Some of the poetry in the collection uncovers intrigues and wonders woven throughout everyday happenings: an assertion of female spirit and knowledge playfully written in "Zen and Women's Way of Parking"; a conversation with Sweet's mother closing a circular conversation of flippancy and contempt halted by an enlightenment, the mother's comments resulting in an awareness of generations of womanhood and a paired weeping of mother and daughter; in a shoulder-to-shoulder sharing with Bea Medicine what it takes to be an ikwe (woman) warrior in "At the Women's Studies Conference (for Bea Medicine)" in a setting where Native women were being treated less than respectfully by non-Native women; in rising to correct, Medicine strengthens and empowers Sweet and all Native women. This circularity, evident in so many of Sweet's poems, is particularly biting in "Indian War," a bitter touching on the wounds and sores of history as she watches sports on television, mascots in "turkey feathers and greasepaint grins" ignorantly mimicking "Indians, the ones you honor at half-time." In two other pieces Sweet places herself into the personae of Osama Bin Laden, Injun' Joe, villains who would but cannot find salvation and redemption in the love of their wives.
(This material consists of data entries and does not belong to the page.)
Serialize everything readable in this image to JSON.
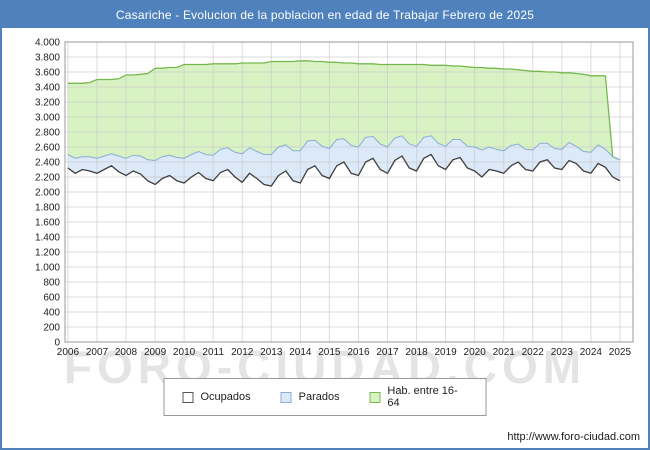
{
  "title_bar": {
    "text": "Casariche - Evolucion de la poblacion en edad de Trabajar Febrero de 2025",
    "bg": "#4f81bd"
  },
  "watermark": "FORO-CIUDAD.COM",
  "footer": {
    "url": "http://www.foro-ciudad.com"
  },
  "legend": {
    "items": [
      {
        "label": "Ocupados",
        "fill": "#ffffff",
        "border": "#555555"
      },
      {
        "label": "Parados",
        "fill": "#dbe9f8",
        "border": "#8aadd6"
      },
      {
        "label": "Hab. entre 16-64",
        "fill": "#d9f2c4",
        "border": "#77b84e"
      }
    ]
  },
  "chart_data": {
    "type": "area",
    "title": "Casariche - Evolucion de la poblacion en edad de Trabajar Febrero de 2025",
    "xlabel": "",
    "ylabel": "",
    "ylim": [
      0,
      4000
    ],
    "y_step": 200,
    "xlim": [
      2005.9,
      2025.45
    ],
    "x_start": 2006.0,
    "x_step": 0.25,
    "grid": true,
    "legend_position": "bottom",
    "x_ticks": [
      "2006",
      "2007",
      "2008",
      "2009",
      "2010",
      "2011",
      "2012",
      "2013",
      "2014",
      "2015",
      "2016",
      "2017",
      "2018",
      "2019",
      "2020",
      "2021",
      "2022",
      "2023",
      "2024",
      "2025"
    ],
    "y_ticks": [
      "0",
      "200",
      "400",
      "600",
      "800",
      "1.000",
      "1.200",
      "1.400",
      "1.600",
      "1.800",
      "2.000",
      "2.200",
      "2.400",
      "2.600",
      "2.800",
      "3.000",
      "3.200",
      "3.400",
      "3.600",
      "3.800",
      "4.000"
    ],
    "series": [
      {
        "name": "Ocupados",
        "role": "base-line",
        "values": [
          2320,
          2250,
          2300,
          2280,
          2250,
          2300,
          2350,
          2270,
          2220,
          2280,
          2240,
          2150,
          2100,
          2180,
          2220,
          2150,
          2120,
          2200,
          2260,
          2180,
          2150,
          2260,
          2300,
          2200,
          2130,
          2250,
          2180,
          2100,
          2080,
          2220,
          2280,
          2150,
          2120,
          2300,
          2350,
          2220,
          2180,
          2350,
          2400,
          2250,
          2220,
          2400,
          2450,
          2300,
          2250,
          2420,
          2480,
          2320,
          2280,
          2450,
          2500,
          2350,
          2300,
          2430,
          2460,
          2320,
          2280,
          2200,
          2300,
          2280,
          2250,
          2350,
          2400,
          2300,
          2280,
          2400,
          2430,
          2320,
          2300,
          2420,
          2380,
          2280,
          2250,
          2380,
          2330,
          2200,
          2150
        ]
      },
      {
        "name": "Parados",
        "role": "stacked-on-ocupados",
        "values": [
          180,
          200,
          170,
          190,
          200,
          180,
          160,
          210,
          230,
          210,
          240,
          280,
          320,
          290,
          270,
          310,
          330,
          300,
          280,
          320,
          340,
          310,
          290,
          330,
          380,
          340,
          360,
          400,
          420,
          380,
          350,
          400,
          430,
          380,
          340,
          390,
          400,
          350,
          310,
          370,
          380,
          330,
          290,
          340,
          350,
          300,
          270,
          320,
          330,
          280,
          250,
          300,
          310,
          270,
          240,
          290,
          320,
          360,
          300,
          290,
          300,
          270,
          240,
          270,
          280,
          250,
          220,
          260,
          270,
          240,
          230,
          260,
          280,
          250,
          240,
          270,
          280
        ]
      },
      {
        "name": "Hab. entre 16-64",
        "role": "absolute-top",
        "values": [
          3450,
          3450,
          3450,
          3460,
          3500,
          3500,
          3500,
          3510,
          3560,
          3560,
          3570,
          3580,
          3650,
          3650,
          3660,
          3660,
          3700,
          3700,
          3700,
          3700,
          3710,
          3710,
          3710,
          3710,
          3720,
          3720,
          3720,
          3720,
          3740,
          3740,
          3740,
          3740,
          3750,
          3750,
          3740,
          3740,
          3730,
          3730,
          3720,
          3720,
          3710,
          3710,
          3710,
          3700,
          3700,
          3700,
          3700,
          3700,
          3700,
          3700,
          3690,
          3690,
          3690,
          3680,
          3680,
          3670,
          3660,
          3660,
          3650,
          3650,
          3640,
          3640,
          3630,
          3620,
          3610,
          3610,
          3600,
          3600,
          3590,
          3590,
          3580,
          3570,
          3550,
          3550,
          3550,
          2470,
          2430
        ]
      }
    ],
    "style": {
      "grid": "#c9c9c9",
      "border": "#9a9a9a",
      "tick_color": "#222222",
      "hab_fill": "#d9f2c4",
      "hab_line": "#77b84e",
      "parados_fill": "#dbe9f8",
      "parados_line": "#8aadd6",
      "ocupados_line": "#3f3f3f"
    }
  }
}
Many poems address earthly climate and terrain, tribal connection and spiritual disconnect, and the role of the poet-observer, which is to mold language into a link between beings and earth; to love and protect; and, as it is in traditional Ojibwe pedagogy, to witness and teach with the power of words. There is at times an atmosphere of sorrow and helplessness at the plight of the Earth and the possibilities of destruction, but never hopelessness. As the words of traditional Ojibwe elders / storytellers / educators provide wise direction for what is currently in our hands and will pass to the future, so does Sweet's poetry in Palominos Near Tuba City.